In this film of Bolivar soy yo, this self-reflexivity of the film includes obsession with celebrity personalities. For example, the “actor” Santiago Miranda gets so obsessed with his role as Bolivar that he is unable to kill off his character. He keeps dressing the 19c uniform of Bolivar wherever he goes. He thinks he is Bolivar. “CUT CUT CUT! Bolivar didn’t die this way! I refuse to kill Bolivar in this or any other way!” A familiar example would be the famous Chinese actor of Zhang Guorong, whose suicide was due to his obsession with his last film which is a psychological thriller film, Yidukongjian. He could not go out of the depression and gloominess and ended up with death.
Here is also a self-reflexivity of the prostitute.. From the words of the prostitute here, she always pretends to have the sexual pleasure during the intercourse with her customers. Prostate:”…” Santiago: does not want to do the falsity in the drama anymore. Actually, in my views, their professional nature are quietly the same, both of them have to do the things the society askes them to do.
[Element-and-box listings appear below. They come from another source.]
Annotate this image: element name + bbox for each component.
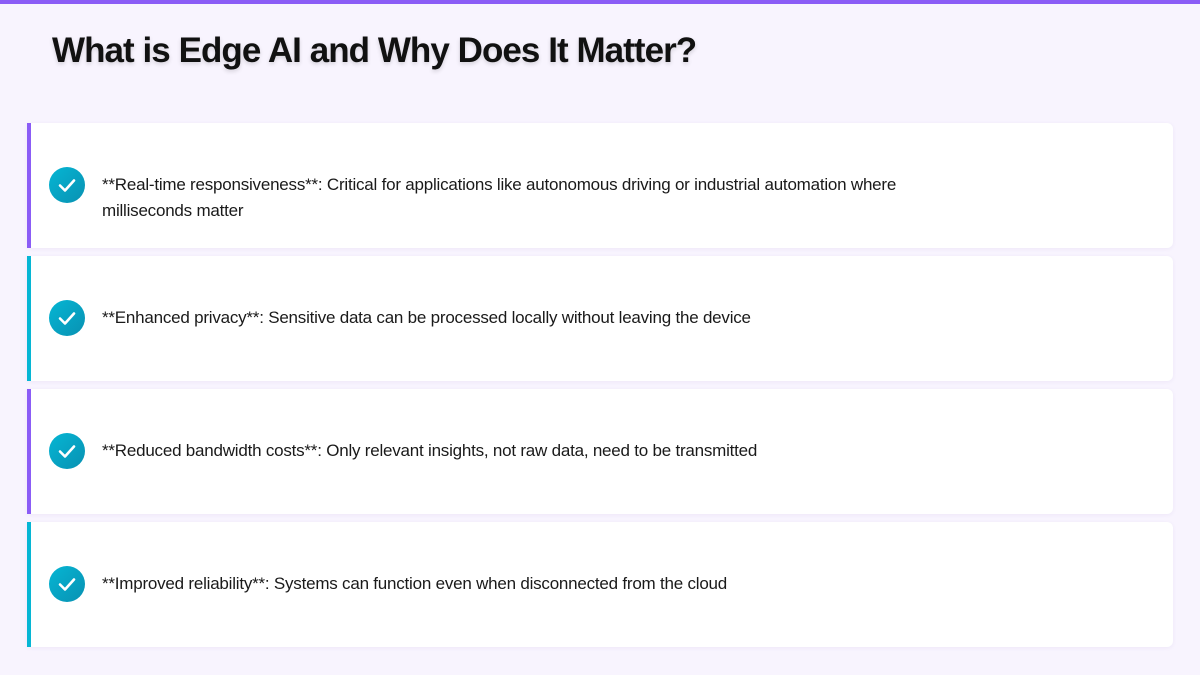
card: real-time responsiveness bbox=[27, 123, 1173, 248]
icon: check bbox=[49, 167, 85, 203]
icon: check bbox=[49, 300, 85, 336]
text: **Improved reliability**: Systems can function even when disconnected from the cloud bbox=[102, 574, 727, 593]
icon: check bbox=[49, 566, 85, 602]
icon: check bbox=[49, 433, 85, 469]
card: reduced bandwidth bbox=[27, 389, 1173, 514]
card: enhanced privacy bbox=[27, 256, 1173, 381]
text: **Enhanced privacy**: Sensitive data can be processed locally without leaving the device bbox=[102, 308, 751, 327]
card: improved reliability bbox=[27, 522, 1173, 647]
title: What is Edge AI and Why Does It Matter? bbox=[52, 31, 696, 70]
text: **Reduced bandwidth costs**: Only relevant insights, not raw data, need to be transmitted bbox=[102, 441, 757, 460]
text: **Real-time responsiveness**: Critical for applications like autonomous driving or industrial automation where milliseconds matter bbox=[102, 175, 896, 220]
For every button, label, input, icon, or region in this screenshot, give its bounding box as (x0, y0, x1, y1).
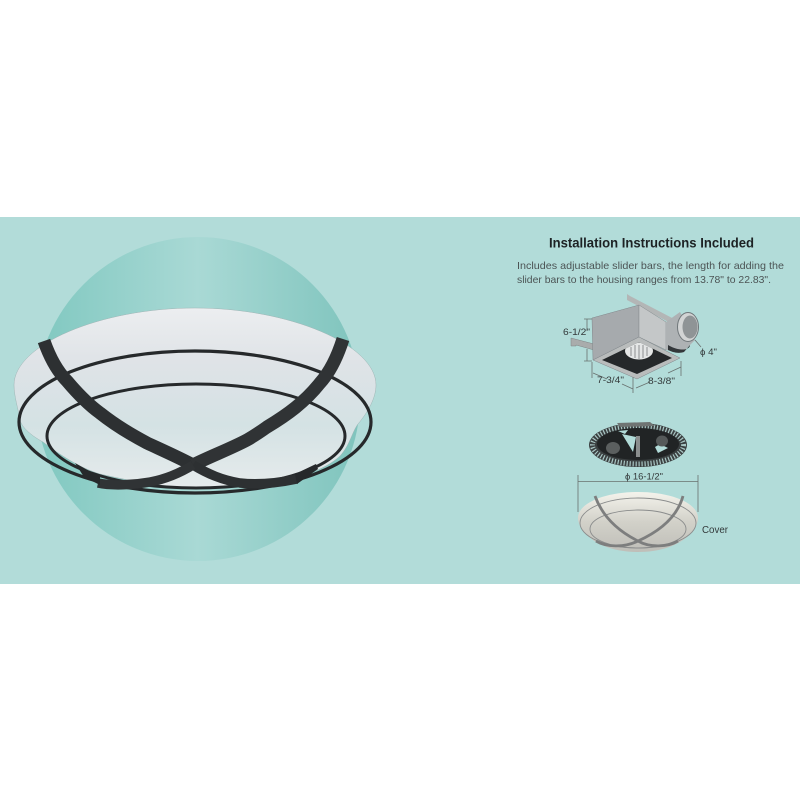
strap: from top left, upper arm (44, 341, 193, 465)
duct collar (678, 312, 698, 342)
dark plate (597, 428, 679, 460)
dark opening (602, 342, 672, 374)
light fixture (14, 308, 376, 493)
strap: from top right, upper arm (193, 339, 343, 465)
white dish (14, 308, 376, 488)
outer ring (19, 351, 371, 493)
teal background band (0, 217, 800, 584)
duct body (666, 312, 695, 351)
heading: Installation Instructions Included (549, 236, 754, 250)
duct opening (682, 316, 698, 338)
strap: lower right arm (193, 465, 297, 484)
dimension labels: 6-1/2" (563, 327, 590, 338)
housing flange (593, 337, 680, 379)
dimension labels (563, 327, 717, 387)
duct shadow (668, 345, 690, 353)
cover straps (595, 496, 683, 546)
panel: product photo (14, 237, 376, 561)
teal circle behind the light (36, 237, 360, 561)
ring base (589, 423, 687, 467)
top rail (627, 294, 676, 326)
cover label: Cover (702, 524, 728, 536)
diagram: mounting plate (589, 422, 687, 467)
side bracket (571, 338, 594, 350)
description text: slider bars to the housing ranges from 13.78" to 22.83". (517, 274, 771, 286)
cover dish (578, 492, 698, 552)
plate motors (606, 442, 620, 454)
description text (517, 260, 784, 286)
plate bracket (636, 436, 640, 457)
diagram: cover (578, 472, 728, 552)
dimension labels: 8-3/8" (648, 376, 675, 387)
cover width dimension (578, 475, 698, 512)
inner ring (47, 384, 345, 488)
blower wheel (625, 342, 653, 360)
slotted ring (592, 426, 684, 464)
cover rings (580, 498, 696, 548)
description text: Includes adjustable slider bars, the length for adding the (517, 260, 784, 272)
diagram: fan housing (563, 294, 717, 393)
housing right face (639, 305, 666, 350)
plate cut-outs (618, 430, 668, 453)
dimension labels: ϕ 4" (700, 347, 717, 358)
cover width label: ϕ 16-1/2" (625, 472, 663, 482)
dimension lines (584, 319, 701, 393)
infographic canvas (0, 217, 800, 584)
housing left face (592, 305, 639, 360)
dimension labels: 7-3/4" (597, 375, 624, 386)
strap: lower left arm (98, 465, 193, 485)
strap end clips (75, 463, 100, 485)
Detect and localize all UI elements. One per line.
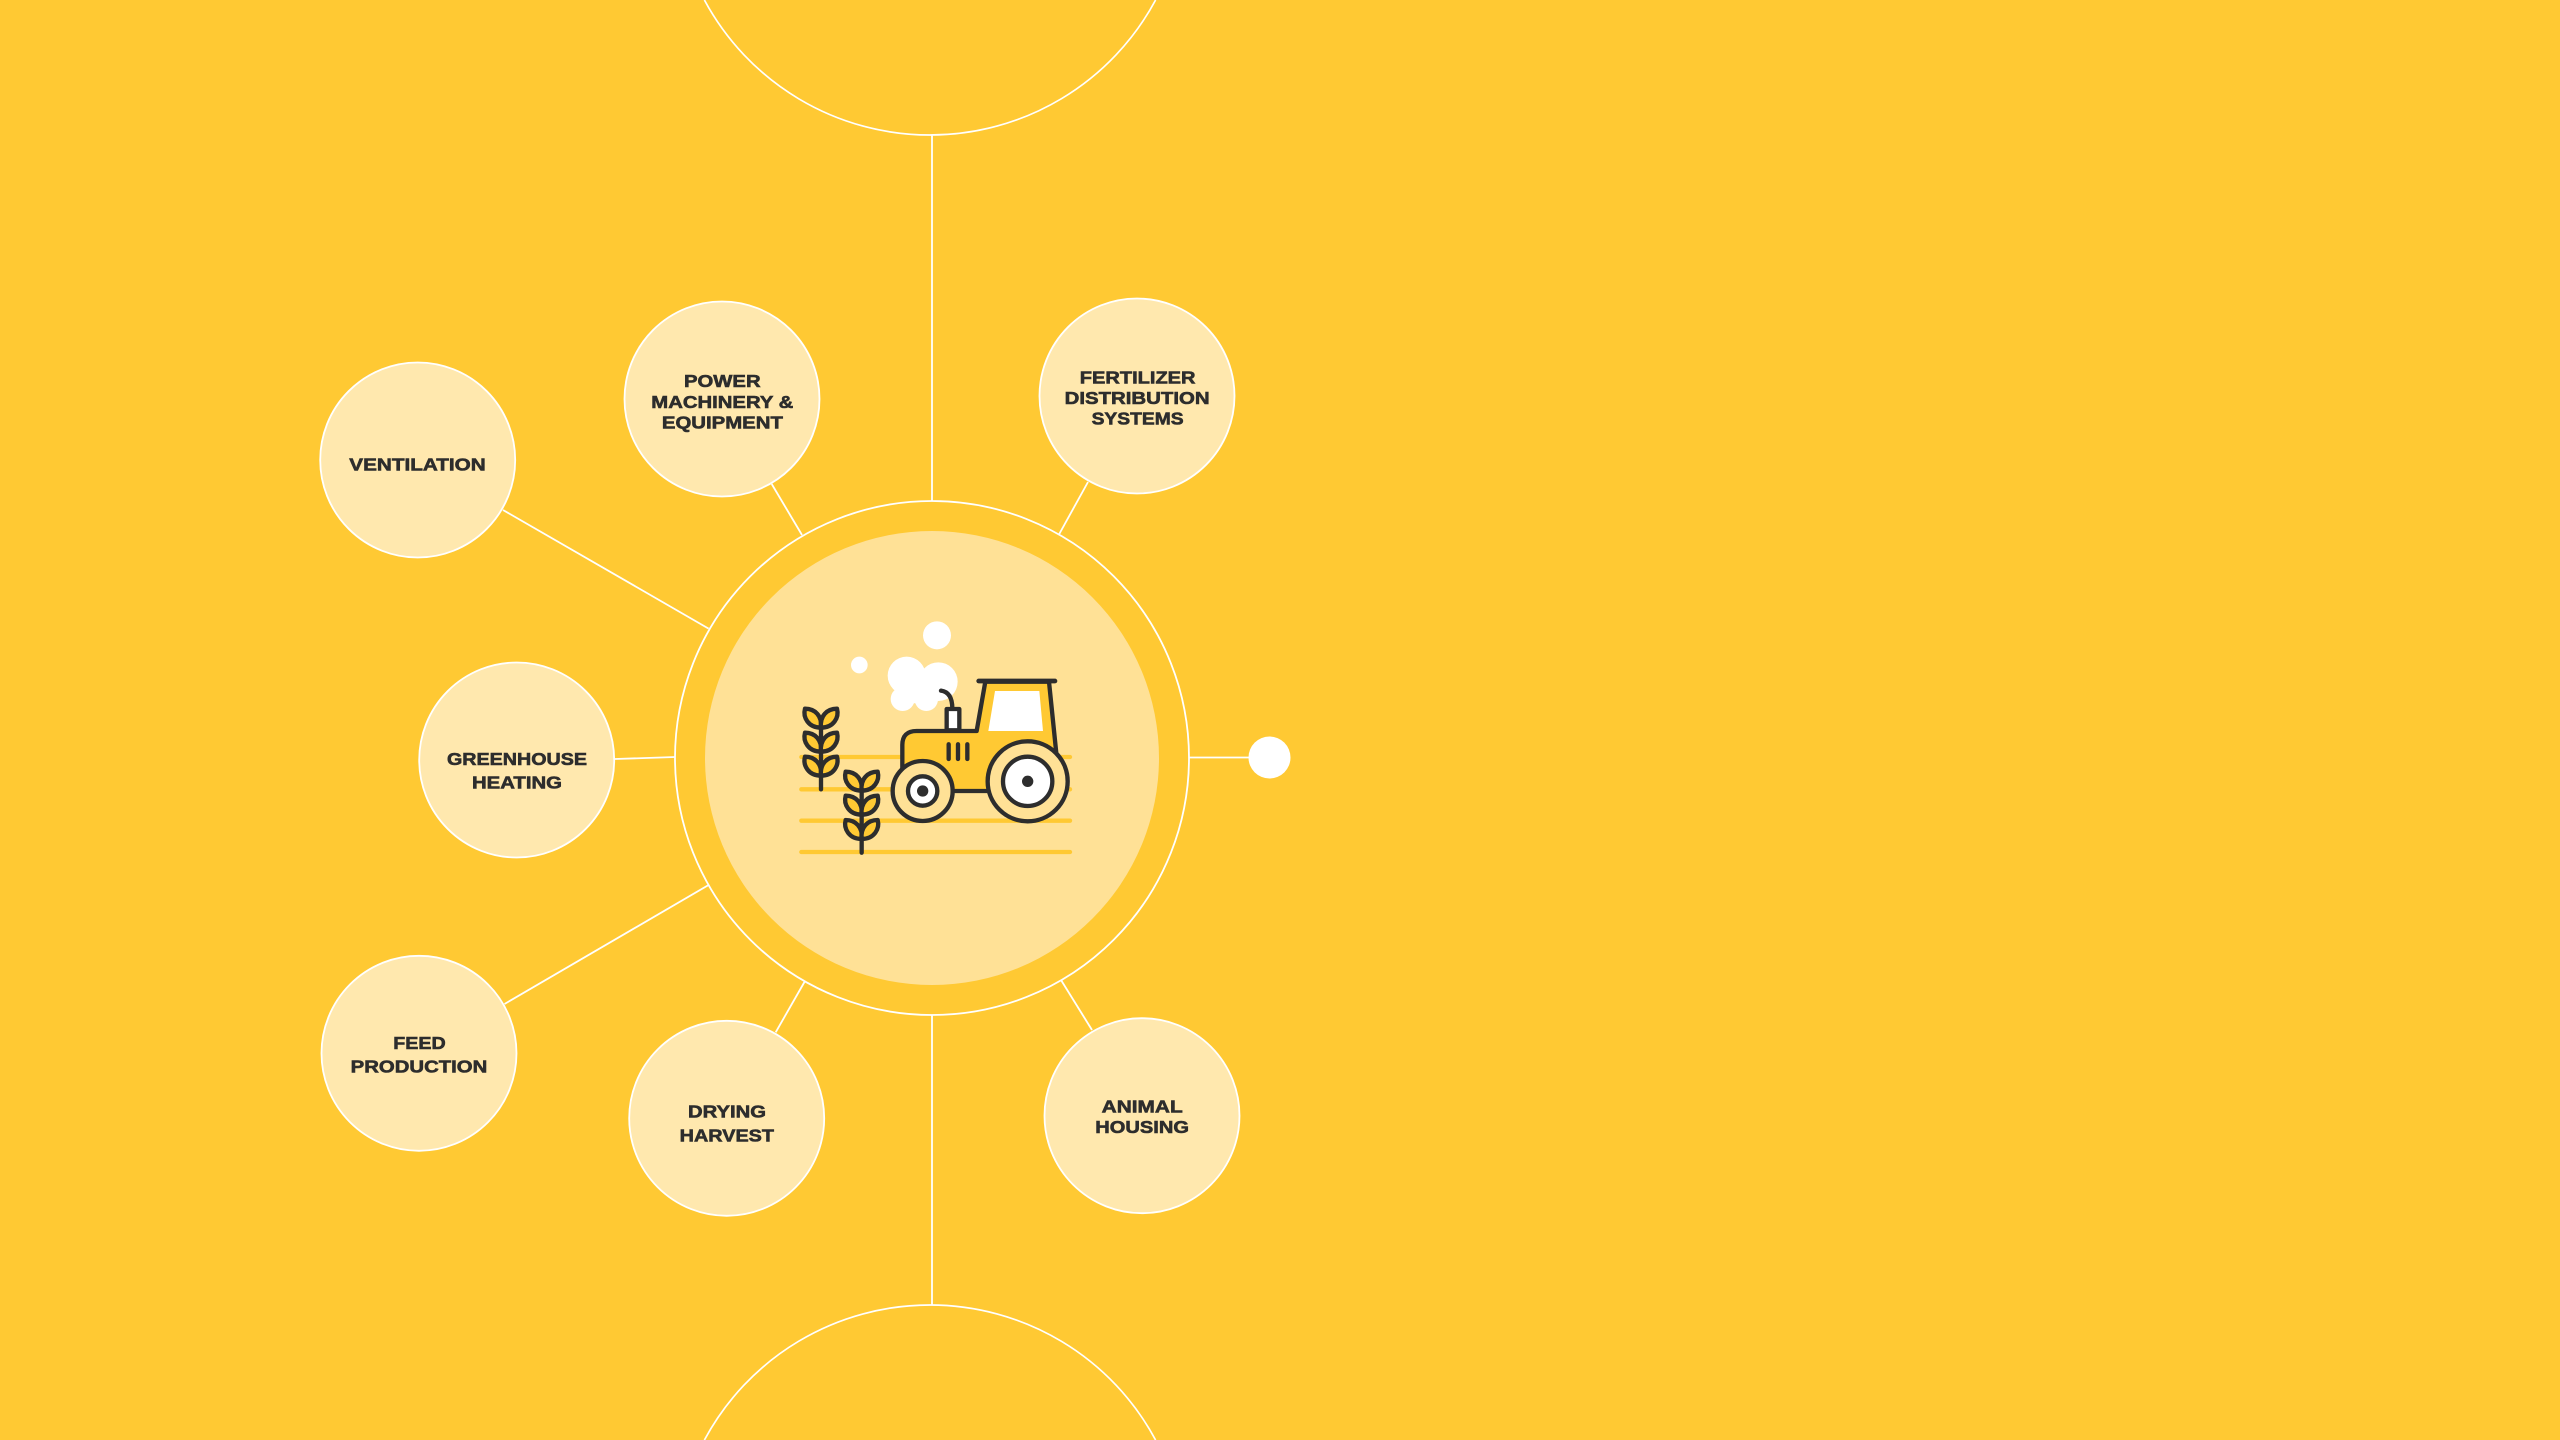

Let’s move on to the power of mass media through the self-reflexivity of this film. He was invited to give a speech in fully nineteenth-century military uniform at an international summit of Bolivarian presidents. He said to the president
“You take care of the theater and I’ll take care of the politics!”
In this case, the Colombian president’s use of this soap-opera Bolivar is to use the proliferation of media to serve to the fictive nature of the state’s performance of power.
However, in Santiago’s speech, we could see the other side of this power: he became a threat of this political structure. He did not follow the scripts the president gave him and even kidnapped the president.